Chinese Programme Returns in Africa Post Covid

Figures show that Beijing’s strategy is focused on minerals

86 0

China’s flagship economic cooperation programme is bouncing back after a lull during the global pandemic, with Africa a primary focus, according to lending, investment and trade data. Chinese leaders have been citing the billions of dollars committed to new construction projects and record two-way trade as evidence of their commitment to assist with the continent’s modernisation and foster “win-win” cooperation.

But figures reveal a more complex relationship, one that is still largely extractive and has so far failed to live up to some of Beijing’s rhetoric about the Belt and Road Initiative, President Xi Jinping’s strategy to build an infrastructure network connecting China to the world.

While new Chinese investment in Africa increased 114% last year, according to the Griffith Asia Institute at Australia’s Griffith University, it was heavily focused on minerals essential to the global energy transition and China’s plans to revive its own flagging economy. Those minerals and oil also dominated trade. As efforts falter to boost other imports from Africa, including agricultural products and manufactured goods, the continent’s trade deficit with China has ballooned.

A Symbiotic Relationship

Chinese sovereign lending, once the main source of financing for Africa’s infrastructure, is at its lowest level in two decades. And public-private partnerships (PPPs), which China has touted as its new preferred investment vehicle globally, have yet to gain traction in Africa.

The result is a more one-sided relationship than China says it wants, one that is dominated by imports of Africa’s raw materials and that some analysts argue contains echoes of colonial-era Europe’s economic relations with the continent. “This is something late-19th century Britain would recognise,” said Eric Olander, co-founder of the China-Global South Project website and podcast. China rejects such assertions.
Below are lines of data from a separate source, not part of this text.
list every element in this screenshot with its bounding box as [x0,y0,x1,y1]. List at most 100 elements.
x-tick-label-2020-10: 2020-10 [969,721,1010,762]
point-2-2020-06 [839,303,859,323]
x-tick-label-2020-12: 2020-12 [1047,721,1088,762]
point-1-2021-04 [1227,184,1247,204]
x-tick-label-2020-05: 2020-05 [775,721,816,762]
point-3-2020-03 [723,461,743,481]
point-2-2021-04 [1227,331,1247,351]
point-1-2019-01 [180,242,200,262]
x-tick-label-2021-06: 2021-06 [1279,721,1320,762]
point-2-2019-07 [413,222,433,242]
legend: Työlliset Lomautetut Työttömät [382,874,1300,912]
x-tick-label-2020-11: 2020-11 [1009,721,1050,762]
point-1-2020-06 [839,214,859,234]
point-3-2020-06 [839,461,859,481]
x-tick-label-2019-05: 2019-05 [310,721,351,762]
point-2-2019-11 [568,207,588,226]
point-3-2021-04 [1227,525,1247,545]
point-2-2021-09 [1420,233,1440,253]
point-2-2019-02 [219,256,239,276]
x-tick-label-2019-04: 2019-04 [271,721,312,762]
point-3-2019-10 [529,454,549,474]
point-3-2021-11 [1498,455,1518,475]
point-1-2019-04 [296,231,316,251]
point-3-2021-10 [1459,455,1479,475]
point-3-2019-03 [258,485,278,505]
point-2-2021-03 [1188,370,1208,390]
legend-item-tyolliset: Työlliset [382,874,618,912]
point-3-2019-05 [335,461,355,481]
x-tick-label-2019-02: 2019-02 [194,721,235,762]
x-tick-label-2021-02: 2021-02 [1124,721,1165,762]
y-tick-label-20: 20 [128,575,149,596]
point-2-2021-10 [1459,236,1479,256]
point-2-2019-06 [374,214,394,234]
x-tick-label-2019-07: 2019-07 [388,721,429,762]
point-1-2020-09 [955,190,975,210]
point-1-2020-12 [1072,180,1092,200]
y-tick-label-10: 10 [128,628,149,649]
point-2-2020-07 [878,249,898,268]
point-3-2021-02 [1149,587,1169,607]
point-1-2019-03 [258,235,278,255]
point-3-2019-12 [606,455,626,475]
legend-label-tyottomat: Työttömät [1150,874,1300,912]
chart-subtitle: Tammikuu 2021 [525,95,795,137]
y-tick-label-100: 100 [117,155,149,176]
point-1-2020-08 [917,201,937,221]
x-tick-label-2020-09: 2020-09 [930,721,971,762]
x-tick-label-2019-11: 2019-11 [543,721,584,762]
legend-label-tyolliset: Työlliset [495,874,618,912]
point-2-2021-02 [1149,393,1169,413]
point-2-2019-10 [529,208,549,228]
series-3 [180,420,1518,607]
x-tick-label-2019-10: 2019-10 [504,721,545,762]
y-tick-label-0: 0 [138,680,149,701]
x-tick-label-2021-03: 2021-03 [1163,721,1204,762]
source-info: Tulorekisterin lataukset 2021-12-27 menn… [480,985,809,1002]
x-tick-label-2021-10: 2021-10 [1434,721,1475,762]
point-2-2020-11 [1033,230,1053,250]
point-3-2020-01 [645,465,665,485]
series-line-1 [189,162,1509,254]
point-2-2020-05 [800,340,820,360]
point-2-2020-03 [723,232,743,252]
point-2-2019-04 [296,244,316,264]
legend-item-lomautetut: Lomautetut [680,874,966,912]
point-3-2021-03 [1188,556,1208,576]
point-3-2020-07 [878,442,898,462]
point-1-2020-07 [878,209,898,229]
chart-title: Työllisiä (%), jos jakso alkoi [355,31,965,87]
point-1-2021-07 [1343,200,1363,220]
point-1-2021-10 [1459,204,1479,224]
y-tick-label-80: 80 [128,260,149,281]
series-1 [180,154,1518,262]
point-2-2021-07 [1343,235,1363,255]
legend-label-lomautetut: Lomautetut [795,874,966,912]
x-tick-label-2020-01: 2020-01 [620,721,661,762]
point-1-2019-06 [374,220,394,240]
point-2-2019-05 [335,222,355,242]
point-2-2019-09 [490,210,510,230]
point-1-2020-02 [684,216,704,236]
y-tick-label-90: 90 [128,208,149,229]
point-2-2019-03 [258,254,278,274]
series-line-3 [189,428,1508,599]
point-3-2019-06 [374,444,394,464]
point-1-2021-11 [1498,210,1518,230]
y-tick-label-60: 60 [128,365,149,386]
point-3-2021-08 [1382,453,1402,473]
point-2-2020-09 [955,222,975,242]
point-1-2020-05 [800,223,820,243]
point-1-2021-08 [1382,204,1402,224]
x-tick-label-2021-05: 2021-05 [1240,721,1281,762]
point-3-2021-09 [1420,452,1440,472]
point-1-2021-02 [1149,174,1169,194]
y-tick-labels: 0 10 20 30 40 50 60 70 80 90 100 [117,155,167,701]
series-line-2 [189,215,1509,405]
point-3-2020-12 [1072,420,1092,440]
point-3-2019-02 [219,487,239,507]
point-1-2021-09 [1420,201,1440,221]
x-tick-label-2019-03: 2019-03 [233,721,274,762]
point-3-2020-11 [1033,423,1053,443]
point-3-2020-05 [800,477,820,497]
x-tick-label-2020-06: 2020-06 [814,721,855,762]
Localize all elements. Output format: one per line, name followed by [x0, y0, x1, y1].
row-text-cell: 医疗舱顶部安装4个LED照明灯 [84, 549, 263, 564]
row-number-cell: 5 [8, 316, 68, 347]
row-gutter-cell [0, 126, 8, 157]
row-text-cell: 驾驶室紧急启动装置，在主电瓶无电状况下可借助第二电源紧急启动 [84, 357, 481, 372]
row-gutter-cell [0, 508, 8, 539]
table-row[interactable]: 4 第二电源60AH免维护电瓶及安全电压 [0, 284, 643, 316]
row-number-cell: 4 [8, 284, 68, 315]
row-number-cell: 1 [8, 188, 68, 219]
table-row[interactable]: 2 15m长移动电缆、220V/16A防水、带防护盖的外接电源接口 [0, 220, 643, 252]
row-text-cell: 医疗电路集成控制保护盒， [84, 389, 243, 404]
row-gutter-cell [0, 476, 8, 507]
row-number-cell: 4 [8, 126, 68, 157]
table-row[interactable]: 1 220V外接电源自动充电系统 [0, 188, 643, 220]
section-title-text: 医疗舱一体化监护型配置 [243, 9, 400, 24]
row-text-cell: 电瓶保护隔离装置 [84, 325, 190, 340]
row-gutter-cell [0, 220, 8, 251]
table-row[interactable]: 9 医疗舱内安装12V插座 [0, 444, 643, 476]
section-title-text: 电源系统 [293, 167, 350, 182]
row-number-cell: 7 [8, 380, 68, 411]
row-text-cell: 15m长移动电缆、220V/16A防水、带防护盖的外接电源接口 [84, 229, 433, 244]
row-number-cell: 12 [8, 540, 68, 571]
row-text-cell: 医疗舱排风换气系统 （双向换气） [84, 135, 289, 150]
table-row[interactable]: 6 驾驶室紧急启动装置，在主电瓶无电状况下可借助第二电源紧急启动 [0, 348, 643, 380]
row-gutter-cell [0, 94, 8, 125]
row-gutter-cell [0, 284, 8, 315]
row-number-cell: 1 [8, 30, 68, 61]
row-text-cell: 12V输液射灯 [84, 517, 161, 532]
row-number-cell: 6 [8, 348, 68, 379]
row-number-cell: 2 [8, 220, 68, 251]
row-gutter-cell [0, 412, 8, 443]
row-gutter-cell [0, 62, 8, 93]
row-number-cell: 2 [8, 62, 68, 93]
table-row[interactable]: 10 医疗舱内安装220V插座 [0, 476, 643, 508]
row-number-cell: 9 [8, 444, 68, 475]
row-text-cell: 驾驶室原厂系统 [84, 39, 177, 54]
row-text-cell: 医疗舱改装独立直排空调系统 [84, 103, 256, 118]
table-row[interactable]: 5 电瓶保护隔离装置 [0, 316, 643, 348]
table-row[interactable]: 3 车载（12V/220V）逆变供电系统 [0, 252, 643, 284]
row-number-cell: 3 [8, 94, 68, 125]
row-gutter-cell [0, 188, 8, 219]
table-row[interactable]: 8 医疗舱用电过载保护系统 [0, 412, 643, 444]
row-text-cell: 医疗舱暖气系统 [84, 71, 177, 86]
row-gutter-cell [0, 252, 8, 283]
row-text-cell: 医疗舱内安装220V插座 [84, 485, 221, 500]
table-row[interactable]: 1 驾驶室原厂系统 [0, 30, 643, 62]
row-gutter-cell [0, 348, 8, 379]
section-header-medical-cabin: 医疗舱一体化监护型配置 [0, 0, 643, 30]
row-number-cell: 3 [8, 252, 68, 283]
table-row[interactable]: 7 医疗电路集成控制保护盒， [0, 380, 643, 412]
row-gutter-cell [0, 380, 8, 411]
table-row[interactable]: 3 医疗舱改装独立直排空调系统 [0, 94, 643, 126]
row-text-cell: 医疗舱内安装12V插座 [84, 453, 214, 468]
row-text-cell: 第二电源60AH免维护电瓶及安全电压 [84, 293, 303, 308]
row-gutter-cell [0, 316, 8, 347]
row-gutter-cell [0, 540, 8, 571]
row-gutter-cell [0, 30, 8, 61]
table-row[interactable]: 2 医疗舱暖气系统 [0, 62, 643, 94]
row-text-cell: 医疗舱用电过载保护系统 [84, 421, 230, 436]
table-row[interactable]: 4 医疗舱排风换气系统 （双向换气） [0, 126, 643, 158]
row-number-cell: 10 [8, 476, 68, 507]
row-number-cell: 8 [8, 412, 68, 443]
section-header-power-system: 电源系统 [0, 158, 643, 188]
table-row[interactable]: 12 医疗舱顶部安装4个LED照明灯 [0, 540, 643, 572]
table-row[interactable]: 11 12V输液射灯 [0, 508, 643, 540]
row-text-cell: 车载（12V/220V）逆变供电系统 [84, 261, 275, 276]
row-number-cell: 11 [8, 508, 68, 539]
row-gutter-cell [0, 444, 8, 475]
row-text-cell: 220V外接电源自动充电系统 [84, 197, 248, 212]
“Africa has the right, capacity and wisdom to develop its external relations and choose its partners,” China’s foreign ministry wrote in response to Reuters’ questions. “China’s practical support for Africa’s path of modernisation in accordance with its own characteristics has been welcomed by an increasing number of African countries.”

China’s engagement in Africa, a focus of the Belt and Road Initiative (BRI), grew rapidly in the two decades before the COVID-19 pandemic. Chinese companies built ports, hydropower plants and railways across the continent, financed mainly through sovereign loans. Annual lending commitments peaked at $28.4 billion in 2016, according to the Global China Initiative at Boston University.

But many projects proved unprofitable. As some governments struggled to repay loans, China cut lending. COVID-19 then pushed it to turn inward, and Chinese construction projects in Africa fell. A rebound in sovereign lending is not expected.

Economically Viable Projects

Policymakers in Beijing have instead been pushing Chinese companies to take equity stakes and operate infrastructure they build for foreign governments. The aim, China analysts say, is to help companies win higher-value contracts and, by giving them skin in the game, ensure the projects are economically viable.

Lending to Special Purpose Vehicles (SPVs), perhaps the most common means of PPP infrastructure investment, has been growing as a proportion of China’s overseas loans, according to figures by AidData, a research centre at USA university William & Mary.

The $668-million Nairobi Expressway, a public-private partnership built and run by the state-owned China Road and Bridge Corporation (CRBC), could be proof of concept for the model in Africa. Since it opened in August 2022, the toll road has been allowing commuters to speed above the Kenyan capital’s notorious traffic snarls, beating revenue and usage targets.

Daily average use in March was already 57,000 vehicles, exceeding a 2049 target of around 55,000 set by CRBC in a 2019 presentation on the project’s economic viability. But few companies are following CRBC’s example in Africa. While globally some 45% of Chinese non-emergency lending was to SPVs from 2018 to 2021, the most recent year for which AidData figures are available, the figure was only 27% for Africa.

Analysts point to a number of likely reasons, including a lack of legal frameworks for PPPs in many African countries and the view among some Chinese companies —many of them relative newcomers to PPPs — that African markets are risky. Whatever Beijing’s declared commitment to African markets, evidence suggests the rebound in Africa has more than just altruistic motives.